SLO Handoff Between Teams
Service ownership moves; SLOs that do not move with it become orphans. The handoff is mechanical but rarely done.
Why SLOs orphan
Team A owns service X with an SLO; team B inherits service X; the SLO stays in A’s alerts and A’s on-call gets paged for B’s service. The SLO must move; in practice it forgets to.
- Service moves, SLO doesn’t. Service catalog updates; alert routing keeps pointing at the previous owner.
- Wrong team paged. A’s on-call wakes up for B’s outage; cannot fix it; the page is noise plus delay.
- No catalog audit. Without a quarterly check, mismatches accumulate; the alerts become advisory then ignored.
- The fix. A four-step handoff: document, route, dashboard ownership, joint period. Mechanical, but rarely done.
Four-step handoff
- 1. Document the SLO and its history.
- 2. Update alert routing to new team.
- 3. Update dashboard ownership.
- 4. Joint owners during transition.
Joint-ownership transition
Old team and new team jointly own the service for one quarter. Old team mentors; new team learns the SLO’s context. Cleaner than instant handoff; preserves institutional memory.

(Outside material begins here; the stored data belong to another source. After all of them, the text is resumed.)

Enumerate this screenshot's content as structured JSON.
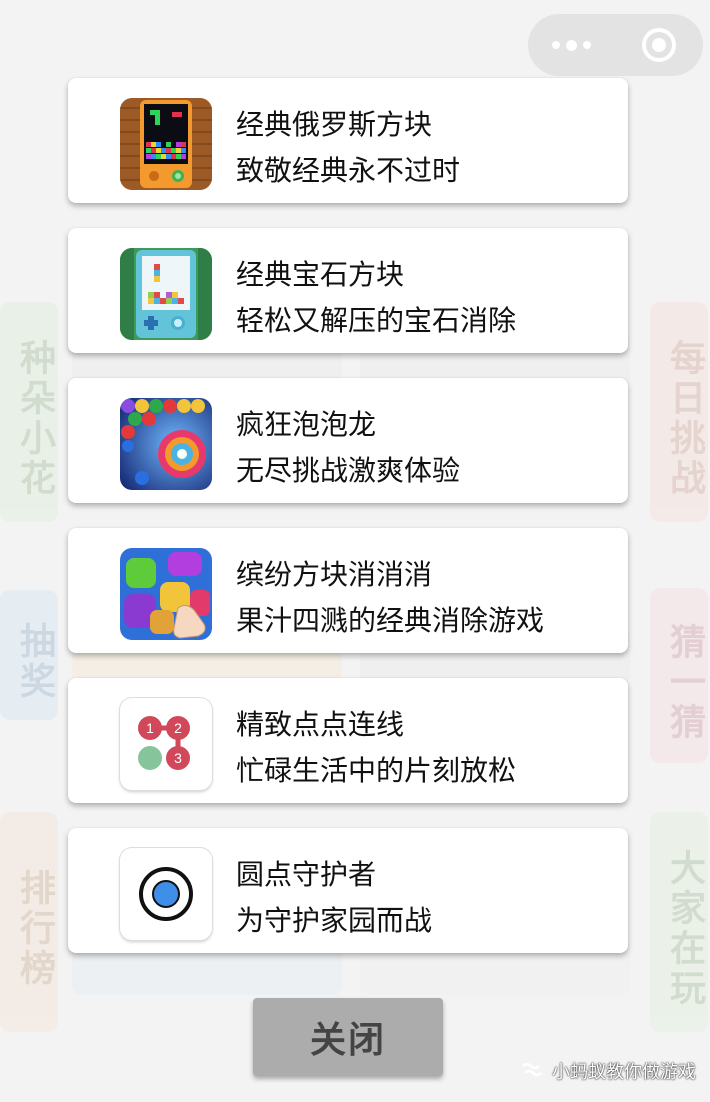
{
  "capsule": {
    "more_icon": "more-dots-icon",
    "close_icon": "capsule-target-icon"
  },
  "games": [
    {
      "title": "经典俄罗斯方块",
      "desc": "致敬经典永不过时",
      "icon": "tetris-icon"
    },
    {
      "title": "经典宝石方块",
      "desc": "轻松又解压的宝石消除",
      "icon": "gem-block-icon"
    },
    {
      "title": "疯狂泡泡龙",
      "desc": "无尽挑战激爽体验",
      "icon": "bubble-shooter-icon"
    },
    {
      "title": "缤纷方块消消消",
      "desc": "果汁四溅的经典消除游戏",
      "icon": "candy-match-icon"
    },
    {
      "title": "精致点点连线",
      "desc": "忙碌生活中的片刻放松",
      "icon": "dot-connect-icon"
    },
    {
      "title": "圆点守护者",
      "desc": "为守护家园而战",
      "icon": "dot-guardian-icon"
    }
  ],
  "dot_connect_numbers": [
    "1",
    "2",
    "3"
  ],
  "close_button": {
    "label": "关闭"
  },
  "watermark": {
    "text": "小蚂蚁教你做游戏"
  },
  "background_labels": {
    "left_top": "种朵小花",
    "left_mid": "抽奖",
    "left_bottom": "排行榜",
    "right_top": "每日挑战",
    "right_mid": "猜一猜",
    "right_bottom": "大家在玩"
  },
  "colors": {
    "card_bg": "#ffffff",
    "close_bg": "#acacac",
    "close_text": "#444444",
    "dot_red": "#d0485a",
    "dot_green": "#86c49c",
    "guardian_blue": "#3f8ee8"
  }
}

- Old team mentors. Walk the new team through historical incidents, SLO threshold reasoning, known-flaky alerts.
- New team shadows. Joins the old team’s on-call rotation for one quarter; sees the SLO in motion.
- Joint pages. Both teams paged on alert during the transition; old team can disengage when comfortable.
- Cutover. End of quarter, alert routing flips fully to new team; old team archived as escalation contact.
Quarterly audit
Quarterly review: list every service, its owning team, and the team SLO alerts route to. Mismatches get re-handed off explicitly. Without the audit, drift accumulates.
- Service catalog. Source of truth for ownership; every service has a current owner; no orphans.
- Alert routing. PagerDuty / Opsgenie configuration verified against the catalog; mismatches flagged.
- Dashboard ownership. Who fixes a broken Grafana board? Same team as the alert; mismatch is a smell.
- Quarterly cadence. Slow enough that the audit is not busywork; fast enough that drift stays bounded.
Antipatterns
- Silent handoff. Old team continues to own (or nobody does).
- Instant handoff with no joint period. New team flying blind.
- No catalog audit. Mismatches accumulate.
What to do this week
Three moves. (1) Apply the pattern to your most-impactful service. (2) Measure adherence for 30 days. (3) Rewrite the policy or the SLO if the gap is durable.